🤖 AI Summary
Current text-to-image models suffer from pervasive identity duplication, facial confusion, and inaccurate person-counting in multi-person generation. To address these limitations, we propose the first identity-diversity-enhanced reinforcement learning framework specifically designed for multi-human synthesis. Our method introduces Group-wise Relative Policy Optimization (GRPO) and a novel unsupervised composite reward mechanism—comprising facial similarity penalty, cross-sample identity suppression, person-count accuracy, and human preference scoring—integrated with flow-matching model fine-tuning and single-stage curriculum learning to ensure training stability. Evaluated on the DiverseHumans benchmark, our approach achieves a per-face identity accuracy of 98.6%, with global identity distributions closely approximating the ideal uniform distribution.
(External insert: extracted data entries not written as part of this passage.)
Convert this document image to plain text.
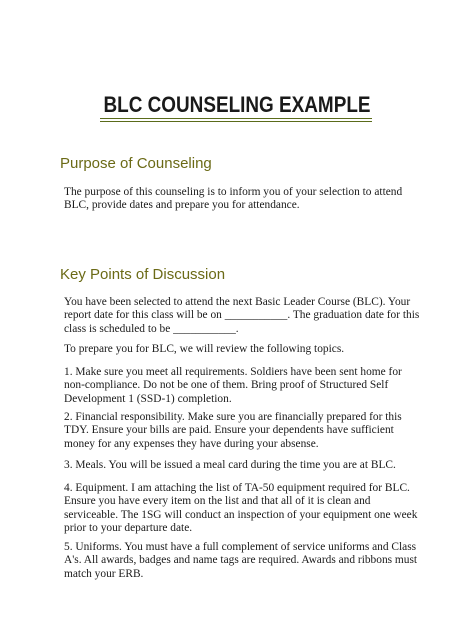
BLC COUNSELING EXAMPLE
Purpose of Counseling

The purpose of this counseling is to inform you of your selection to attend BLC, provide dates and prepare you for attendance.

Key Points of Discussion

You have been selected to attend the next Basic Leader Course (BLC). Your report date for this class will be on ___________. The graduation date for this class is scheduled to be ___________.

To prepare you for BLC, we will review the following topics.

1. Make sure you meet all requirements. Soldiers have been sent home for non-compliance. Do not be one of them. Bring proof of Structured Self Development 1 (SSD-1) completion.

2. Financial responsibility. Make sure you are financially prepared for this TDY. Ensure your bills are paid. Ensure your dependents have sufficient money for any expenses they have during your absense.

3. Meals. You will be issued a meal card during the time you are at BLC.

4. Equipment. I am attaching the list of TA-50 equipment required for BLC. Ensure you have every item on the list and that all of it is clean and serviceable. The 1SG will conduct an inspection of your equipment one week prior to your departure date.

5. Uniforms. You must have a full complement of service uniforms and Class A's. All awards, badges and name tags are required. Awards and ribbons must match your ERB.
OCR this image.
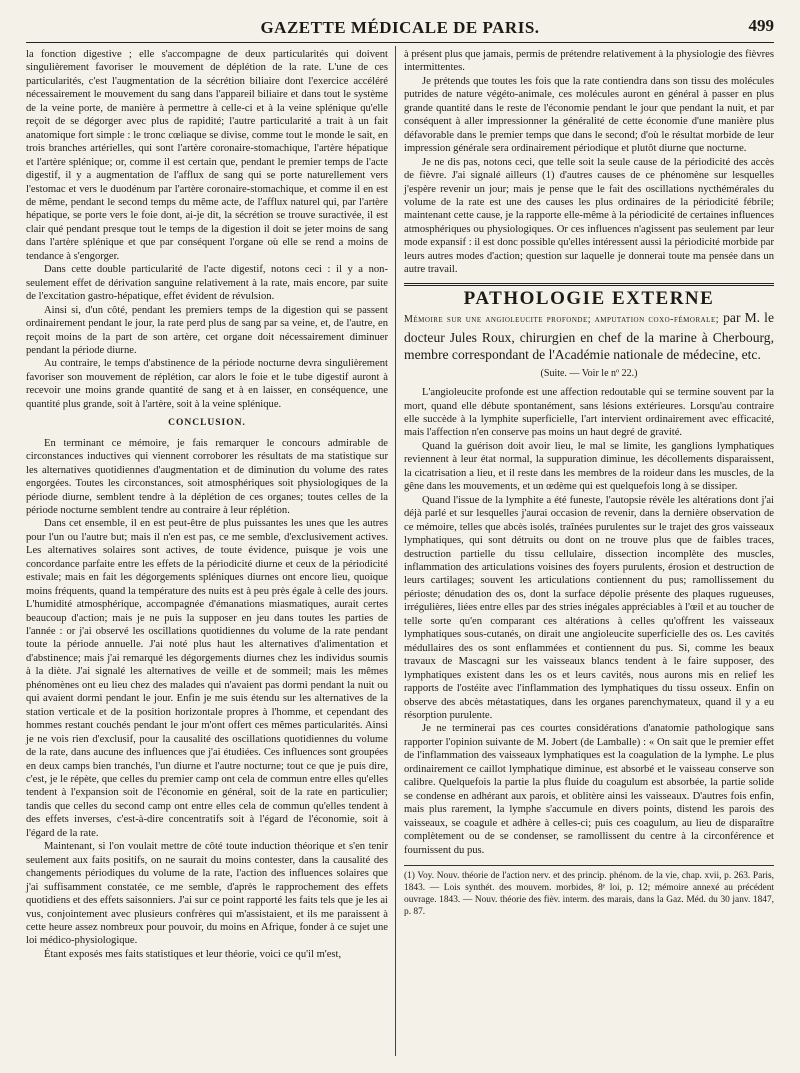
GAZETTE MÉDICALE DE PARIS.	499

la fonction digestive ; elle s'accompagne de deux particularités qui doivent singulièrement favoriser le mouvement de déplétion de la rate. L'une de ces particularités, c'est l'augmentation de la sécrétion biliaire dont l'exercice accéléré nécessairement le mouvement du sang dans l'appareil biliaire et dans tout le système de la veine porte, de manière à permettre à celle-ci et à la veine splénique qu'elle reçoit de se dégorger avec plus de rapidité; l'autre particularité a trait à un fait anatomique fort simple : le tronc cœliaque se divise, comme tout le monde le sait, en trois branches artérielles, qui sont l'artère coronaire-stomachique, l'artère hépatique et l'artère splénique; or, comme il est certain que, pendant le premier temps de l'acte digestif, il y a augmentation de l'afflux de sang qui se porte naturellement vers l'estomac et vers le duodénum par l'artère coronaire-stomachique, et comme il en est de même, pendant le second temps du même acte, de l'afflux naturel qui, par l'artère hépatique, se porte vers le foie dont, ai-je dit, la sécrétion se trouve suractivée, il est clair qué pendant presque tout le temps de la digestion il doit se jeter moins de sang dans l'artère splénique et que par conséquent l'organe où elle se rend a moins de tendance à s'engorger.

Dans cette double particularité de l'acte digestif, notons ceci : il y a non-seulement effet de dérivation sanguine relativement à la rate, mais encore, par suite de l'excitation gastro-hépatique, effet évident de révulsion.

Ainsi si, d'un côté, pendant les premiers temps de la digestion qui se passent ordinairement pendant le jour, la rate perd plus de sang par sa veine, et, de l'autre, en reçoit moins de la part de son artère, cet organe doit nécessairement diminuer pendant la période diurne.

Au contraire, le temps d'abstinence de la période nocturne devra singulièrement favoriser son mouvement de réplétion, car alors le foie et le tube digestif auront à recevoir une moins grande quantité de sang et à en laisser, en conséquence, une quantité plus grande, soit à l'artère, soit à la veine splénique.

CONCLUSION.

En terminant ce mémoire, je fais remarquer le concours admirable de circonstances inductives qui viennent corroborer les résultats de ma statistique sur les alternatives quotidiennes d'augmentation et de diminution du volume des rates engorgées. Toutes les circonstances, soit atmosphériques soit physiologiques de la période diurne, semblent tendre à la déplétion de ces organes; toutes celles de la période nocturne semblent tendre au contraire à leur réplétion.

Dans cet ensemble, il en est peut-être de plus puissantes les unes que les autres pour l'un ou l'autre but; mais il n'en est pas, ce me semble, d'exclusivement actives. Les alternatives solaires sont actives, de toute évidence, puisque je vois une concordance parfaite entre les effets de la périodicité diurne et ceux de la périodicité estivale; mais en fait les dégorgements spléniques diurnes ont encore lieu, quoique moins fréquents, quand la température des nuits est à peu près égale à celle des jours. L'humidité atmosphérique, accompagnée d'émanations miasmatiques, aurait certes beaucoup d'action; mais je ne puis la supposer en jeu dans toutes les parties de l'année : or j'ai observé les oscillations quotidiennes du volume de la rate pendant toute la période annuelle. J'ai noté plus haut les alternatives d'alimentation et d'abstinence; mais j'ai remarqué les dégorgements diurnes chez les individus soumis à la diète. J'ai signalé les alternatives de veille et de sommeil; mais les mêmes phénomènes ont eu lieu chez des malades qui n'avaient pas dormi pendant la nuit ou qui avaient dormi pendant le jour. Enfin je me suis étendu sur les alternatives de la station verticale et de la position horizontale propres à l'homme, et cependant des hommes restant couchés pendant le jour m'ont offert ces mêmes particularités. Ainsi je ne vois rien d'exclusif, pour la causalité des oscillations quotidiennes du volume de la rate, dans aucune des influences que j'ai étudiées. Ces influences sont groupées en deux camps bien tranchés, l'un diurne et l'autre nocturne; tout ce que je puis dire, c'est, je le répète, que celles du premier camp ont cela de commun entre elles qu'elles tendent à l'expansion soit de l'économie en général, soit de la rate en particulier; tandis que celles du second camp ont entre elles cela de commun qu'elles tendent à des effets inverses, c'est-à-dire concentratifs soit à l'égard de l'économie, soit à l'égard de la rate.

Maintenant, si l'on voulait mettre de côté toute induction théorique et s'en tenir seulement aux faits positifs, on ne saurait du moins contester, dans la causalité des changements périodiques du volume de la rate, l'action des influences solaires que j'ai suffisamment constatée, ce me semble, d'après le rapprochement des effets quotidiens et des effets saisonniers. J'ai sur ce point rapporté les faits tels que je les ai vus, conjointement avec plusieurs confrères qui m'assistaient, et ils me paraissent à cette heure assez nombreux pour pouvoir, du moins en Afrique, fonder à ce sujet une loi médico-physiologique.

Étant exposés mes faits statistiques et leur théorie, voici ce qu'il m'est,

à présent plus que jamais, permis de prétendre relativement à la physiologie des fièvres intermittentes.

Je prétends que toutes les fois que la rate contiendra dans son tissu des molécules putrides de nature végéto-animale, ces molécules auront en général à passer en plus grande quantité dans le reste de l'économie pendant le jour que pendant la nuit, et par conséquent à aller impressionner la généralité de cette économie d'une manière plus défavorable dans le premier temps que dans le second; d'où le résultat morbide de leur impression générale sera ordinairement périodique et plutôt diurne que nocturne.

Je ne dis pas, notons ceci, que telle soit la seule cause de la périodicité des accès de fièvre. J'ai signalé ailleurs (1) d'autres causes de ce phénomène sur lesquelles j'espère revenir un jour; mais je pense que le fait des oscillations nycthémérales du volume de la rate est une des causes les plus ordinaires de la périodicité fébrile; maintenant cette cause, je la rapporte elle-même à la périodicité de certaines influences atmosphériques ou physiologiques. Or ces influences n'agissent pas seulement par leur mode expansif : il est donc possible qu'elles intéressent aussi la périodicité morbide par leurs autres modes d'action; question sur laquelle je donnerai toute ma pensée dans un autre travail.

PATHOLOGIE EXTERNE
Mémoire sur une angioleucite profonde; amputation coxo-fémorale; par M. le docteur Jules Roux, chirurgien en chef de la marine à Cherbourg, membre correspondant de l'Académie nationale de médecine, etc.
(Suite. — Voir le nº 22.)

L'angioleucite profonde est une affection redoutable qui se termine souvent par la mort, quand elle débute spontanément, sans lésions extérieures. Lorsqu'au contraire elle succède à la lymphite superficielle, l'art intervient ordinairement avec efficacité, mais l'affection n'en conserve pas moins un haut degré de gravité.

Quand la guérison doit avoir lieu, le mal se limite, les ganglions lymphatiques reviennent à leur état normal, la suppuration diminue, les décollements disparaissent, la cicatrisation a lieu, et il reste dans les membres de la roideur dans les muscles, de la gêne dans les mouvements, et un œdème qui est quelquefois long à se dissiper.

Quand l'issue de la lymphite a été funeste, l'autopsie révèle les altérations dont j'ai déjà parlé et sur lesquelles j'aurai occasion de revenir, dans la dernière observation de ce mémoire, telles que abcès isolés, traînées purulentes sur le trajet des gros vaisseaux lymphatiques, qui sont détruits ou dont on ne trouve plus que de faibles traces, destruction partielle du tissu cellulaire, dissection incomplète des muscles, inflammation des articulations voisines des foyers purulents, érosion et destruction de leurs cartilages; souvent les articulations contiennent du pus; ramollissement du périoste; dénudation des os, dont la surface dépolie présente des plaques rugueuses, irrégulières, liées entre elles par des stries inégales appréciables à l'œil et au toucher de telle sorte qu'en comparant ces altérations à celles qu'offrent les vaisseaux lymphatiques sous-cutanés, on dirait une angioleucite superficielle des os. Les cavités médullaires des os sont enflammées et contiennent du pus. Si, comme les beaux travaux de Mascagni sur les vaisseaux blancs tendent à le faire supposer, des lymphatiques existent dans les os et leurs cavités, nous aurons mis en relief les rapports de l'ostéite avec l'inflammation des lymphatiques du tissu osseux. Enfin on observe des abcès métastatiques, dans les organes parenchymateux, quand il y a eu résorption purulente.

Je ne terminerai pas ces courtes considérations d'anatomie pathologique sans rapporter l'opinion suivante de M. Jobert (de Lamballe) : « On sait que le premier effet de l'inflammation des vaisseaux lymphatiques est la coagulation de la lymphe. Le plus ordinairement ce caillot lymphatique diminue, est absorbé et le vaisseau conserve son calibre. Quelquefois la partie la plus fluide du coagulum est absorbée, la partie solide se condense en adhérant aux parois, et oblitère ainsi les vaisseaux. D'autres fois enfin, mais plus rarement, la lymphe s'accumule en divers points, distend les parois des vaisseaux, se coagule et adhère à celles-ci; puis ces coagulum, au lieu de disparaître complètement ou de se condenser, se ramollissent du centre à la circonférence et fournissent du pus.

(1) Voy. Nouv. théorie de l'action nerv. et des princip. phénom. de la vie, chap. xvii, p. 263. Paris, 1843. — Lois synthét. des mouvem. morbides, 8ᵉ loi, p. 12; mémoire annexé au précédent ouvrage. 1843. — Nouv. théorie des fièv. interm. des marais, dans la Gaz. Méd. du 30 janv. 1847, p. 87.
It significantly outperforms leading open-source and commercial baselines while maintaining high visual fidelity.
📝 Abstract
State-of-the-art text-to-image models excel at realism but collapse on multi-human prompts - duplicating faces, merging identities, and miscounting individuals. We introduce DisCo (Reinforcement with Diversity Constraints), the first RL-based framework to directly optimize identity diversity in multi-human generation. DisCo fine-tunes flow-matching models via Group-Relative Policy Optimization (GRPO) with a compositional reward that (i) penalizes intra-image facial similarity, (ii) discourages cross-sample identity repetition, (iii) enforces accurate person counts, and (iv) preserves visual fidelity through human preference scores. A single-stage curriculum stabilizes training as complexity scales, requiring no extra annotations. On the DiverseHumans Testset, DisCo achieves 98.6 Unique Face Accuracy and near-perfect Global Identity Spread - surpassing both open-source and proprietary methods (e.g., Gemini, GPT-Image) while maintaining competitive perceptual quality. Our results establish DisCo as a scalable, annotation-free solution that resolves the long-standing identity crisis in generative models and sets a new benchmark for compositional multi-human generation.